A few years ago I got frustrated with the Pythagorean Theorem for predicting won-loss records in baseball for a very simple reason.
It projects expected wins and losses without including actual wins and losses in the formula.
For those of you not aware, this calculation (and variations of it) is what’s used on baseball-reference.com, ESPN and various other sites when calculating the “Pythagorean W-L” (baseball-reference) or “EXWL” (ESPN.com).
Just plug a team’s runs scored and runs given up into the formula and it spits out the expected winning percentage which you can use to calculate expected wins.
It turns out the formula is pretty good and can get you within a few games each year of the actual record.
For a nerd like me, that’s a pretty cool thing.

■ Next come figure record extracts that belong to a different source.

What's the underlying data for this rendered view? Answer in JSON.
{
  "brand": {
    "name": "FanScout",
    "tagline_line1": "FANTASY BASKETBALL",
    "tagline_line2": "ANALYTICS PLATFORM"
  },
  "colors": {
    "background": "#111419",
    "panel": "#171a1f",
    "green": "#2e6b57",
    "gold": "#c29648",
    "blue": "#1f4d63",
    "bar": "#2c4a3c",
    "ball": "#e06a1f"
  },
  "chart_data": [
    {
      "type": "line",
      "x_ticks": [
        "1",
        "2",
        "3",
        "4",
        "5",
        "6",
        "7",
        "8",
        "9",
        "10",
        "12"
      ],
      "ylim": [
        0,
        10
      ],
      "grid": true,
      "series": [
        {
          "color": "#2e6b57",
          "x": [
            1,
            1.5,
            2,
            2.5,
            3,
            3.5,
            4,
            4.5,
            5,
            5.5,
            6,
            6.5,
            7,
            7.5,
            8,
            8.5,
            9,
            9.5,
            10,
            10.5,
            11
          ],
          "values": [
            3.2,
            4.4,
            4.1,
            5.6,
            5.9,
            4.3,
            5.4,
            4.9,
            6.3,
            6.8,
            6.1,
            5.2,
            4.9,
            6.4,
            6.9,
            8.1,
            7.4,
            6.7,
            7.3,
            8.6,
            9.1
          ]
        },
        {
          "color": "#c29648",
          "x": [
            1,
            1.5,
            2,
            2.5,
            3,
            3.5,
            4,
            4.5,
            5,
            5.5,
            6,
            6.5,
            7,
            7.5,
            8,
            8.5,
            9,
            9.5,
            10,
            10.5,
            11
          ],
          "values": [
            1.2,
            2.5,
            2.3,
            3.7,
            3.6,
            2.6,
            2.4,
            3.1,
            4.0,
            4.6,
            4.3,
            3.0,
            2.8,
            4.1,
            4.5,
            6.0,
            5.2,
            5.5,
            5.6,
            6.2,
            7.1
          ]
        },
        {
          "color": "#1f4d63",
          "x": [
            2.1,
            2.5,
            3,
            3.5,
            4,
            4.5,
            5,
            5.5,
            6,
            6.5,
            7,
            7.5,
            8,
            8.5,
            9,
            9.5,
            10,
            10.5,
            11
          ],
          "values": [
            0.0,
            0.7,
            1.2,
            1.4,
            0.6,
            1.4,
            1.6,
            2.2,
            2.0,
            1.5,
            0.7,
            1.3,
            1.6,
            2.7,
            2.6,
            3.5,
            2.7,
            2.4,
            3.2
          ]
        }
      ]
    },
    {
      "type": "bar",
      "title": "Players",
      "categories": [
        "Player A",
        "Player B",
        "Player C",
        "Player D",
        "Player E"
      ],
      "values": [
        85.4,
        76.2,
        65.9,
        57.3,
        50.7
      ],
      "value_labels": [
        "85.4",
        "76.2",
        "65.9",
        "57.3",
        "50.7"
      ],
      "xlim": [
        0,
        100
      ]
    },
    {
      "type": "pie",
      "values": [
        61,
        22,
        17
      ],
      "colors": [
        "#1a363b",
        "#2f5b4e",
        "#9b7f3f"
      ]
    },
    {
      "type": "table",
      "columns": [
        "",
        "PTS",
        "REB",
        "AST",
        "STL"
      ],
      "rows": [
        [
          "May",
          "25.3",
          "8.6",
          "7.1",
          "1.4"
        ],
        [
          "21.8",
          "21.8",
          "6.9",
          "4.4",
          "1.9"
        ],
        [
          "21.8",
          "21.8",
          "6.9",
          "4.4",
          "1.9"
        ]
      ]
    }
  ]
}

Still, I was bothered by the fact that the theorem ignored the results on the field (wins and losses) and at times the resulting number of expected wins could be a number that was not possible based on wins and losses that had already occurred.
Let me explain with a simple example.
Suppose the Astros open 2024 with a three-game series against the Rangers and Texas wins the first game 1-0, but Houston wins the next two games 10-0 and 11-1.
The Astros would then be 2-1, but because of the 21-2 run differential, the Pythagorean expected record would be 3-0 (when rounded).
The problem is in the scenario above the Astros will NEVER be 3-0. It’s impossible.
In most cases, this issue resolves itself over the course of 162 games and that’s how the Pythagorean Theorem works.
In short, the theorem says it’ll all work out in the end and is much ado about nothing.
But not always and that’s why I developed a calculation that includes run differential and actual results in calculating expected wins.
Below is a chart showing actual wins, expected Pythagorean Wins, the difference between actual and expected Pythagorean Expected Wins, Astros Projections Expected Wins and the difference between actual wins and Astros Projections Expected wins.
The results are clear, but here are a few notes:
Exact match: AP 8 Pythagorean 5
Closer to the actual number of wins head-to-head: 23-0-7 in favor of AP.
Total Games off (either way): Pythagorean 107 AP 53
AP Summary
8 teams with 0 game difference
7 teams with 1 game difference (either way)
6 teams with 2 game difference (either way)
While I’m proud of No. 3 and 4 above, which means the AP formula was more than twice as accurate for 2023 than the Pythagorean formula and I came within 2 games for 21 of 30 teams, No. 2 may be my favorite.
Simply put, this formula performed better for 23 teams and as well on the other 7. For no team did the Pythagorean Theorem do a better job of projecting wins than the AP formula.
Both systems struggle with teams that are outliers in one-run games (either winning or losing a high percentage), like the Marlins and Padres, but because the AP formula incorporates the actual game results it fares better (but not great) with these teams.
I’m not a mathematician and have no idea if my formula is mathematically sound, though I suspect it’s not and there will be no Fields Medal in my future.
All I know is it’s like Jose Altuve vs. the Yankees - it just works.